How does the region $(1-x)^2+y^2 \leq K \left (1 - \sqrt {x^2 + y^2} \right )$ look like?
I drew few demo regions in desmos for different values of $K$ and every time it seems like that the region is bounded by a circle contained in the unit disk except for $K = 1$ which gives rise to a region bounded by a balloon like shape. Does the equation $(1-x)^2+y^2 = K \left (1 - \sqrt {x^2 + y^2} \right )$ represent a circle for $K \neq 1\ $? I am very curious to know that.
Thanks for your time.
We may as well ask about the boundary of the region, namely, the curve $C_K$ defined by $$(1 - x)^2 + y^2) = K \left(1 - \sqrt{x^2 + y^2}\right) .$$ The following plot shows $C_K$ for various values of $K$ along with the limiting circle $x^2 + y^2 = 1$.
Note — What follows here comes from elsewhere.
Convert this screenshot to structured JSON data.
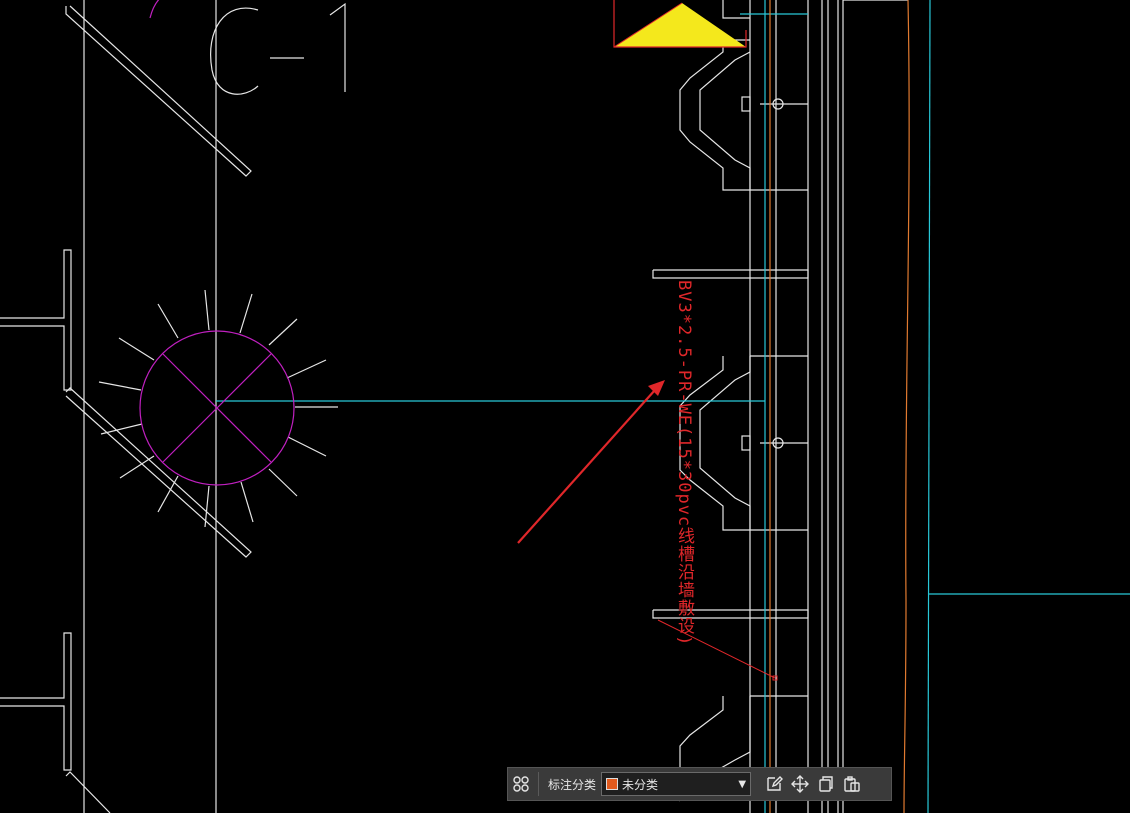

As is apparent from some of the curves, no, the boundary is not a circle: Rearranging the equation gives that $C_K$ is some subset of the quartic algebraic curve $$F_K(x, y) := [(x - 1)^2 + y^2 - K]^2 - K^2 (x^2 + y^2) = 0,$$ and for generic values of $K$ it has genus $1$---hence it does not even have a rational parameterization---whereas a circle has genus $0$.
In at least 2 cases $C_K$ has genus $0$ but neither case is a circle:
One the other hand, for $K \ll 1$ and $K \gg 1$ the curve is approximately a circle, and some algebra suggests why.
Rearranging gives $$1 - \sqrt{x^2 + y^2} = \frac{(x - 1)^2 + y^2}{K} .$$ The right-hand side is positive, so $x^2 + y^2 \leq 1$, hence the left-hand side is $\leq \frac{4}{K}$, so for $K \gg 1$ we have $1 - \sqrt{x^2 + y^2} \approx 0$, and $1 - \sqrt{x^2 + y^2}$ defines the unit circle.
For $K \ll 1$, changing coordinates to $(u, y)$, $x = u + \left(1 - \frac{K}2\right)$, and forming the power series at $u = y = K = 0$ gives that $$0 = u^2 + y^2 - \frac{K^2}{4} + E,$$ where $E$ is an error whose terms have total degree at least $3$ in $u, y, K$, so that $u^2 + y^2 \approx \left(\frac{K}2\right)^2$, and $u^2 + y^2 = \left(\frac{K}2\right)^2$ defines the circle of radius $\frac{K}2$ centered at $(u, y) = (0, 0)$, i.e., at $(x, y) = \left(1 - \frac{K}2, 0\right)$.
Remark The original curve has a compact polar representation:
$$r^2 + (K - 2 \cos \theta) r + (1 - K) = 0$$